I think nobody is upset about reading an LLM's output when they are directly interacting with a tool that produces such output, such as ChatGPT or Copilot.

The problem is when they are reading/watching stuff in the wild and it suddenly becomes clear it was generated by AI rather than by another human being. Again, not in a context of "this pull request contains code generated by an LLM" (expected) but "this article or book was partly or completely generated by an LLM" (unexpected and likely unwanted).

1 comments

Right, that's part of what I'm getting at. There are two primary cases when LLM output tends to be bad:

1. In the context of research/querying, when unverified information from its output is falsely passed off as verified information curated by a human author. There's a big difference between "ChatGPT or some blog claims X" and "the answer is X".

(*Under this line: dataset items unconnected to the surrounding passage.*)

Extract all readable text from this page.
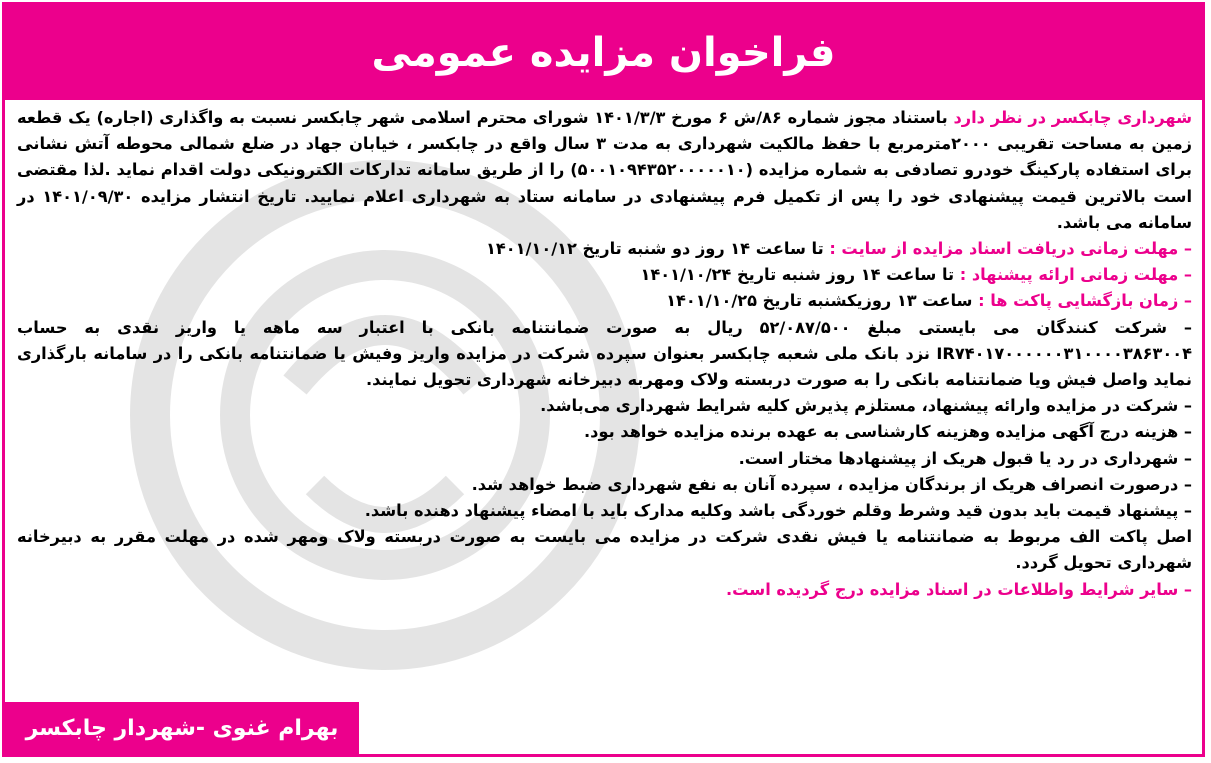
فراخوان مزایده عمومی

شهرداری چابکسر در نظر دارد باستناد مجوز شماره ۸۶/ش ۶ مورخ ۱۴۰۱/۳/۳ شورای محترم اسلامی شهر چابکسر نسبت به واگذاری (اجاره) یک قطعه زمین به مساحت تقریبی ۲۰۰۰مترمربع با حفظ مالکیت شهرداری به مدت ۳ سال واقع در چابکسر ، خیابان جهاد در ضلع شمالی محوطه آتش نشانی برای استفاده پارکینگ خودرو تصادفی به شماره مزایده (۵۰۰۱۰۹۴۳۵۲۰۰۰۰۰۱۰) را از طریق سامانه تدارکات الکترونیکی دولت اقدام نماید .لذا مقتضی است بالاترین قیمت پیشنهادی خود را پس از تکمیل فرم پیشنهادی در سامانه ستاد به شهرداری اعلام نمایید. تاریخ انتشار مزایده ۱۴۰۱/۰۹/۳۰ در سامانه می باشد.

– مهلت زمانی دریافت اسناد مزایده از سایت : تا ساعت ۱۴ روز دو شنبه تاریخ ۱۴۰۱/۱۰/۱۲

– مهلت زمانی ارائه پیشنهاد : تا ساعت ۱۴ روز شنبه تاریخ ۱۴۰۱/۱۰/۲۴

– زمان بازگشایی پاکت ها : ساعت ۱۳ روزیکشنبه تاریخ ۱۴۰۱/۱۰/۲۵

– شرکت کنندگان می بایستی مبلغ ۵۲/۰۸۷/۵۰۰ ریال به صورت ضمانتنامه بانکی با اعتبار سه ماهه یا واریز نقدی به حساب IR۷۴۰۱۷۰۰۰۰۰۰۳۱۰۰۰۰۳۸۶۳۰۰۴ نزد بانک ملی شعبه چابکسر بعنوان سپرده شرکت در مزایده واریز وفیش یا ضمانتنامه بانکی را در سامانه بارگذاری نماید واصل فیش ویا ضمانتنامه بانکی را به صورت دربسته ولاک ومهربه دبیرخانه شهرداری تحویل نمایند.

– شرکت در مزایده وارائه پیشنهاد، مستلزم پذیرش کلیه شرایط شهرداری می‌باشد.

– هزینه درج آگهی مزایده وهزینه کارشناسی به عهده برنده مزایده خواهد بود.

– شهرداری در رد یا قبول هریک از پیشنهادها مختار است.

– درصورت انصراف هریک از برندگان مزایده ، سپرده آنان به نفع شهرداری ضبط خواهد شد.

– پیشنهاد قیمت باید بدون قید وشرط وقلم خوردگی باشد وکلیه مدارک باید با امضاء پیشنهاد دهنده باشد.

اصل پاکت الف مربوط به ضمانتنامه یا فیش نقدی شرکت در مزایده می بایست به صورت دربسته ولاک ومهر شده در مهلت مقرر به دبیرخانه شهرداری تحویل گردد.

– سایر شرایط واطلاعات در اسناد مزایده درج گردیده است.

بهرام غنوی -شهردار چابکسر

2. In the context of writing/communication, when it's used to stretch a small amount of information into a relatively large amount of text. There's a big difference between using an LLM to help revise or trim down your writing, or to have it put together a first draft based on a list of detailed bullet points, and expecting it to stretch one sentence into a whole essay of greater value than the original sentence.

Those are basic misuses of the tool. It's like watching an old person try to use Google 20 years ago and concluding that search engines are slop and the only reliable way to find information is through the index of Encyclopedia Britannica.